Rapid NIM expansion to continue in 2H22. DBS sees US Fed Funds Rate peaking at 3.5- 4.0%. Management reiterated sensitivity of net interest income at an increase of S$18m20m for every increase in US Fed Funds Rate of one basis point. The bank disclosed that NIM has already exceeded 1.80% in July, which means that NIM expansion would be at least 22bp in 3Q22. Management indicated that NIM would reach 2.00% between 3Q22 and 4Q22.

Higher ROE powered by NIM expansion and lower CIR. Management guided loan growth at mid-single-digit on a full-year basis for 2022. Fee income is likely to have bottomed and the reopening provides some tailwinds for recovery in 2H22. On a full-year basis, fees are expected to be lower than 2021 due to lacklustre contribution in 1H22. DBS expects cost-to-income ratio (CIR) to be lowered to 40% by end-22 and fall below 40% in 2023. CIR below 40% is expected to be achievable and sustainable. Management sees ROE exceeding 14% in 2022 and hitting 15.5-16.0% in 2023.

Sufficient general provisions to cushion against external uncertainties. DBS has set aside management overlays of S$1.8b. Management does not intend to add to the buffer, which already provides a substantial cushion. Its total general provisions of S$3,737m represent 87bp of gross loans. Credit costs are expected to be in the high teens in 2H22, which translates to credit costs of 10-11bp on a full-year basis for 2022. Management expects credit costs to normalise higher to 18-20bp in 2023.

Exposure to Mainland China. DBS has exposure of S$2b onshore to the real estate sector in Mainland China (0.5% of total loans). They involve half a dozen companies, mainly SOEs and network customers. DBS also has exposure to S-REITs investing in China. Its exposure to privately owned enterprises (POE) is considered small. SOEs are unaffected and are able to raise cash in the domestic bond market. However, some POEs are having difficulties refinancing their borrowings and are a source of systemic risks.
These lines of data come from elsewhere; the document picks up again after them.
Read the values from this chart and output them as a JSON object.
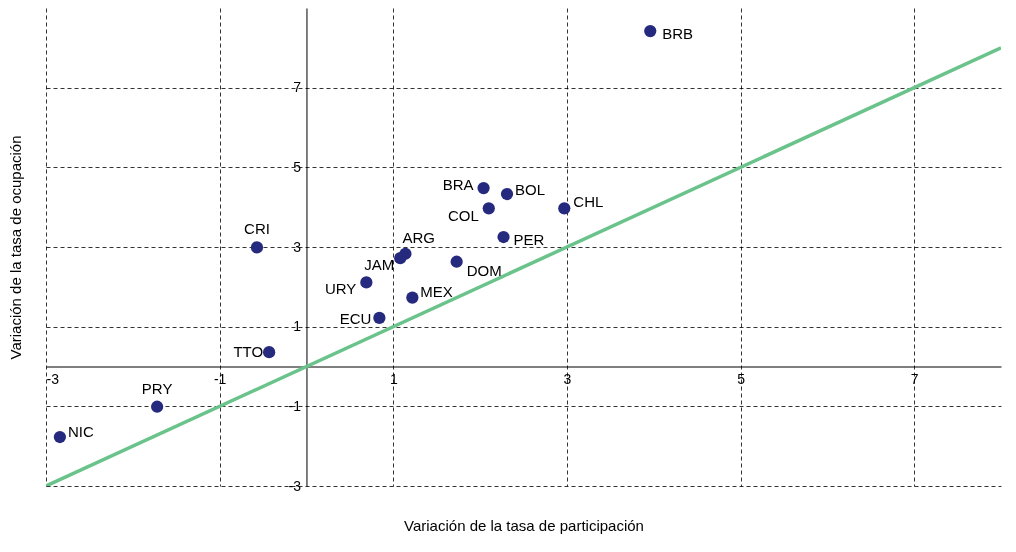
{
  "chart_data": {
    "type": "scatter",
    "xlabel": "Variación de la tasa de participación",
    "ylabel": "Variación de la tasa de ocupación",
    "xlim": [
      -3,
      8
    ],
    "ylim": [
      -3,
      9
    ],
    "xticks": [
      -3,
      -1,
      1,
      3,
      5,
      7
    ],
    "yticks": [
      -3,
      -1,
      1,
      3,
      5,
      7
    ],
    "grid": true,
    "series": [
      {
        "marker": "circle",
        "color": "#262a7e",
        "x": [
          3.96,
          2.04,
          2.31,
          2.1,
          2.97,
          2.27,
          1.14,
          1.08,
          1.73,
          0.69,
          1.22,
          0.84,
          -0.57,
          -0.43,
          -1.72,
          -2.84
        ],
        "values": [
          8.42,
          4.48,
          4.33,
          3.97,
          3.97,
          3.25,
          2.83,
          2.72,
          2.63,
          2.11,
          1.73,
          1.22,
          2.99,
          0.36,
          -1.01,
          -1.77
        ]
      },
      {
        "type": "line",
        "color": "#6ac38a",
        "line_style": "solid",
        "x": [
          -3,
          8
        ],
        "values": [
          -3,
          8
        ]
      }
    ],
    "annotations": [
      {
        "text": "BRB",
        "x": 3.96,
        "y": 8.42
      },
      {
        "text": "BRA",
        "x": 2.04,
        "y": 4.48
      },
      {
        "text": "BOL",
        "x": 2.31,
        "y": 4.33
      },
      {
        "text": "COL",
        "x": 2.1,
        "y": 3.97
      },
      {
        "text": "CHL",
        "x": 2.97,
        "y": 3.97
      },
      {
        "text": "PER",
        "x": 2.27,
        "y": 3.25
      },
      {
        "text": "ARG",
        "x": 1.14,
        "y": 2.83
      },
      {
        "text": "JAM",
        "x": 1.08,
        "y": 2.72
      },
      {
        "text": "DOM",
        "x": 1.73,
        "y": 2.63
      },
      {
        "text": "URY",
        "x": 0.69,
        "y": 2.11
      },
      {
        "text": "MEX",
        "x": 1.22,
        "y": 1.73
      },
      {
        "text": "ECU",
        "x": 0.84,
        "y": 1.22
      },
      {
        "text": "CRI",
        "x": -0.57,
        "y": 2.99
      },
      {
        "text": "TTO",
        "x": -0.43,
        "y": 0.36
      },
      {
        "text": "PRY",
        "x": -1.72,
        "y": -1.01
      },
      {
        "text": "NIC",
        "x": -2.84,
        "y": -1.77
      }
    ]
  }
}
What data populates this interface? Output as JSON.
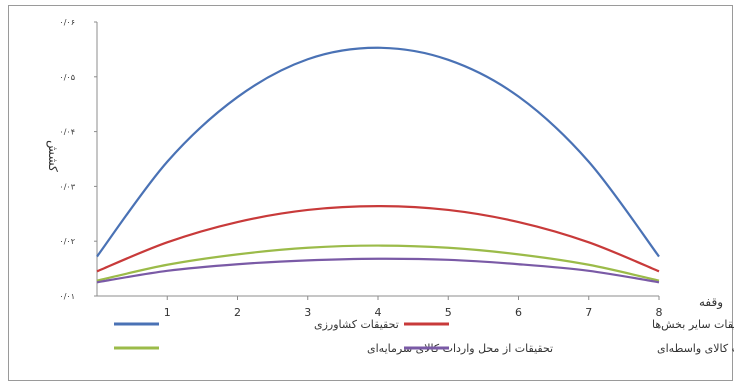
{
  "chart_data": {
    "type": "line",
    "xlabel": "وقفه",
    "ylabel": "کشش",
    "x_ticks": [
      "1",
      "2",
      "3",
      "4",
      "5",
      "6",
      "7",
      "8"
    ],
    "y_ticks": [
      "۰/۰۱",
      "۰/۰۲",
      "۰/۰۳",
      "۰/۰۴",
      "۰/۰۵",
      "۰/۰۶"
    ],
    "xlim": [
      0,
      8
    ],
    "ylim": [
      0.01,
      0.06
    ],
    "grid": false,
    "legend_position": "bottom",
    "series": [
      {
        "name": "تحقیقات کشاورزی",
        "color": "#4a72b5",
        "x": [
          0,
          1,
          2,
          3,
          4,
          5,
          6,
          7,
          8
        ],
        "values": [
          0.0172,
          0.0345,
          0.0463,
          0.0532,
          0.0553,
          0.0531,
          0.0464,
          0.0345,
          0.0172
        ]
      },
      {
        "name": "تحقیقات سایر بخش‌ها",
        "color": "#c83a3a",
        "x": [
          0,
          1,
          2,
          3,
          4,
          5,
          6,
          7,
          8
        ],
        "values": [
          0.0145,
          0.0198,
          0.0235,
          0.0257,
          0.0264,
          0.0257,
          0.0235,
          0.0198,
          0.0145
        ]
      },
      {
        "name": "تحقیقات از محل واردات کالای سرمایه‌ای",
        "color": "#9bbb49",
        "x": [
          0,
          1,
          2,
          3,
          4,
          5,
          6,
          7,
          8
        ],
        "values": [
          0.0128,
          0.0157,
          0.0176,
          0.0188,
          0.0192,
          0.0188,
          0.0176,
          0.0157,
          0.0128
        ]
      },
      {
        "name": "تحقیقات از محل واردات کالای واسطه‌ای",
        "color": "#7a5aa6",
        "x": [
          0,
          1,
          2,
          3,
          4,
          5,
          6,
          7,
          8
        ],
        "values": [
          0.0125,
          0.0146,
          0.0158,
          0.0165,
          0.0168,
          0.0166,
          0.0158,
          0.0146,
          0.0125
        ]
      }
    ]
  }
}
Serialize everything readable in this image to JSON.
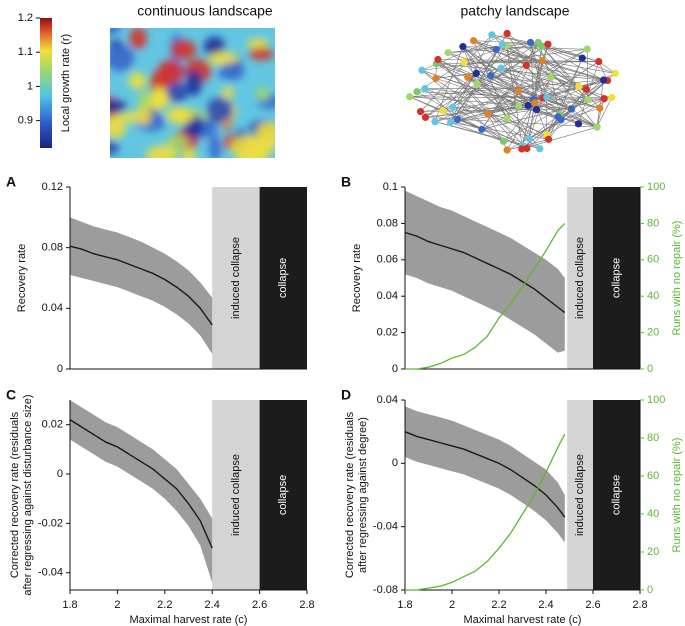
{
  "landscapes": [
    "continuous landscape",
    "patchy landscape"
  ],
  "colorbar": {
    "label": "Local growth rate (r)",
    "lim": [
      0.82,
      1.2
    ],
    "ticks": [
      0.9,
      1,
      1.1,
      1.2
    ]
  },
  "chart_data": [
    {
      "type": "line",
      "letter": "A",
      "ylabel": "Recovery rate",
      "xlim": [
        1.8,
        2.8
      ],
      "ylim": [
        0,
        0.12
      ],
      "yticks": [
        0,
        0.04,
        0.08,
        0.12
      ],
      "x": [
        1.8,
        1.85,
        1.9,
        1.95,
        2.0,
        2.05,
        2.1,
        2.15,
        2.2,
        2.25,
        2.3,
        2.35,
        2.4
      ],
      "mean": [
        0.081,
        0.079,
        0.076,
        0.074,
        0.072,
        0.069,
        0.066,
        0.063,
        0.059,
        0.054,
        0.048,
        0.04,
        0.029
      ],
      "high": [
        0.1,
        0.097,
        0.094,
        0.092,
        0.09,
        0.087,
        0.084,
        0.08,
        0.076,
        0.071,
        0.065,
        0.057,
        0.047
      ],
      "low": [
        0.062,
        0.06,
        0.058,
        0.056,
        0.054,
        0.051,
        0.048,
        0.045,
        0.041,
        0.036,
        0.03,
        0.022,
        0.01
      ],
      "band_color": "#9c9c9c",
      "line_color": "#1a1a1a",
      "regions": [
        {
          "xlim": [
            2.4,
            2.6
          ],
          "label": "induced collapse",
          "color": "#d4d4d4",
          "text_color": "#111"
        },
        {
          "xlim": [
            2.6,
            2.8
          ],
          "label": "collapse",
          "color": "#1c1c1c",
          "text_color": "#fff"
        }
      ]
    },
    {
      "type": "line",
      "letter": "B",
      "ylabel": "Recovery rate",
      "xlim": [
        1.8,
        2.8
      ],
      "ylim": [
        0,
        0.1
      ],
      "yticks": [
        0,
        0.02,
        0.04,
        0.06,
        0.08,
        0.1
      ],
      "y2label": "Runs with no repair (%)",
      "y2lim": [
        0,
        100
      ],
      "y2ticks": [
        0,
        20,
        40,
        60,
        80,
        100
      ],
      "x": [
        1.8,
        1.85,
        1.9,
        1.95,
        2.0,
        2.05,
        2.1,
        2.15,
        2.2,
        2.25,
        2.3,
        2.35,
        2.4,
        2.45,
        2.48
      ],
      "mean": [
        0.075,
        0.073,
        0.07,
        0.068,
        0.066,
        0.064,
        0.061,
        0.058,
        0.055,
        0.052,
        0.048,
        0.044,
        0.039,
        0.034,
        0.031
      ],
      "high": [
        0.098,
        0.095,
        0.092,
        0.089,
        0.087,
        0.084,
        0.081,
        0.078,
        0.075,
        0.072,
        0.068,
        0.064,
        0.06,
        0.055,
        0.05
      ],
      "low": [
        0.052,
        0.05,
        0.047,
        0.045,
        0.043,
        0.04,
        0.037,
        0.034,
        0.031,
        0.027,
        0.023,
        0.019,
        0.014,
        0.009,
        0.01
      ],
      "band_color": "#9c9c9c",
      "line_color": "#1a1a1a",
      "series2": {
        "axis": "y2",
        "color": "#5cb830",
        "values": [
          0,
          0,
          1,
          3,
          6,
          8,
          12,
          18,
          28,
          36,
          45,
          55,
          65,
          76,
          80
        ]
      },
      "regions": [
        {
          "xlim": [
            2.49,
            2.6
          ],
          "label": "induced collapse",
          "color": "#d4d4d4",
          "text_color": "#111"
        },
        {
          "xlim": [
            2.6,
            2.8
          ],
          "label": "collapse",
          "color": "#1c1c1c",
          "text_color": "#fff"
        }
      ]
    },
    {
      "type": "line",
      "letter": "C",
      "ylabel": [
        "Corrected recovery rate (residuals",
        "after regressing against disturbance size)"
      ],
      "xlabel": "Maximal harvest rate (c)",
      "xlim": [
        1.8,
        2.8
      ],
      "xticks": [
        1.8,
        2,
        2.2,
        2.4,
        2.6,
        2.8
      ],
      "ylim": [
        -0.047,
        0.03
      ],
      "yticks": [
        -0.04,
        -0.02,
        0,
        0.02
      ],
      "x": [
        1.8,
        1.85,
        1.9,
        1.95,
        2.0,
        2.05,
        2.1,
        2.15,
        2.2,
        2.25,
        2.3,
        2.35,
        2.4
      ],
      "mean": [
        0.022,
        0.019,
        0.016,
        0.013,
        0.011,
        0.008,
        0.005,
        0.002,
        -0.002,
        -0.006,
        -0.012,
        -0.019,
        -0.03
      ],
      "high": [
        0.03,
        0.027,
        0.024,
        0.021,
        0.019,
        0.016,
        0.013,
        0.01,
        0.006,
        0.002,
        -0.004,
        -0.01,
        -0.018
      ],
      "low": [
        0.014,
        0.011,
        0.008,
        0.005,
        0.003,
        0.0,
        -0.003,
        -0.006,
        -0.01,
        -0.015,
        -0.021,
        -0.029,
        -0.044
      ],
      "band_color": "#9c9c9c",
      "line_color": "#1a1a1a",
      "regions": [
        {
          "xlim": [
            2.4,
            2.6
          ],
          "label": "induced collapse",
          "color": "#d4d4d4",
          "text_color": "#111"
        },
        {
          "xlim": [
            2.6,
            2.8
          ],
          "label": "collapse",
          "color": "#1c1c1c",
          "text_color": "#fff"
        }
      ]
    },
    {
      "type": "line",
      "letter": "D",
      "ylabel": [
        "Corrected recovery rate (residuals",
        "after regressing against degree)"
      ],
      "xlabel": "Maximal harvest rate (c)",
      "xlim": [
        1.8,
        2.8
      ],
      "xticks": [
        1.8,
        2,
        2.2,
        2.4,
        2.6,
        2.8
      ],
      "ylim": [
        -0.08,
        0.04
      ],
      "yticks": [
        -0.08,
        -0.04,
        0,
        0.04
      ],
      "y2label": "Runs with no repair (%)",
      "y2lim": [
        0,
        100
      ],
      "y2ticks": [
        0,
        20,
        40,
        60,
        80,
        100
      ],
      "x": [
        1.8,
        1.85,
        1.9,
        1.95,
        2.0,
        2.05,
        2.1,
        2.15,
        2.2,
        2.25,
        2.3,
        2.35,
        2.4,
        2.45,
        2.48
      ],
      "mean": [
        0.02,
        0.017,
        0.015,
        0.013,
        0.011,
        0.009,
        0.006,
        0.003,
        0.0,
        -0.004,
        -0.009,
        -0.014,
        -0.02,
        -0.028,
        -0.034
      ],
      "high": [
        0.036,
        0.033,
        0.031,
        0.029,
        0.027,
        0.024,
        0.021,
        0.018,
        0.015,
        0.011,
        0.006,
        0.001,
        -0.004,
        -0.012,
        -0.02
      ],
      "low": [
        0.004,
        0.001,
        -0.001,
        -0.003,
        -0.005,
        -0.007,
        -0.01,
        -0.013,
        -0.016,
        -0.02,
        -0.025,
        -0.03,
        -0.036,
        -0.044,
        -0.05
      ],
      "band_color": "#9c9c9c",
      "line_color": "#1a1a1a",
      "series2": {
        "axis": "y2",
        "color": "#5cb830",
        "values": [
          0,
          0,
          1,
          2,
          4,
          7,
          10,
          15,
          22,
          30,
          40,
          50,
          62,
          75,
          82
        ]
      },
      "regions": [
        {
          "xlim": [
            2.49,
            2.6
          ],
          "label": "induced collapse",
          "color": "#d4d4d4",
          "text_color": "#111"
        },
        {
          "xlim": [
            2.6,
            2.8
          ],
          "label": "collapse",
          "color": "#1c1c1c",
          "text_color": "#fff"
        }
      ]
    }
  ]
}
Acquisition of Citi Consumer Taiwan. Management expects the completion of the acquisition and full integration of Citi Consumer Taiwan by 3Q23. The acquisition is expected to add S$800m to top-line and S$250m to bottom line.

Dividend policy under review. Current CET-1 CAR of 14.2% is above DBS’ comfortable operating range of 12.5-13.5%. The implementation of Basel IV starting 1 Jan 23 is advantageous and would further increase DBS’ CET-1 CAR. Thus, management would review its dividend policy at end-22 with a view of hiking DPS in 2023.

EARNINGS REVISION/RISK

• We raised our earnings forecast by 13% for 2022 and 15% for 2023 due to the strong 2Q22 results and DBS’ high sensitivity to rising interest rates.

VALUATION/RECOMMENDATION

Maintain BUY. Our target price of S$43.60 is based on 1.86x 2023F P/B, derived from the Gordon Growth Model (ROE: 15.4%, COE: 8.5%, growth: 0.5%).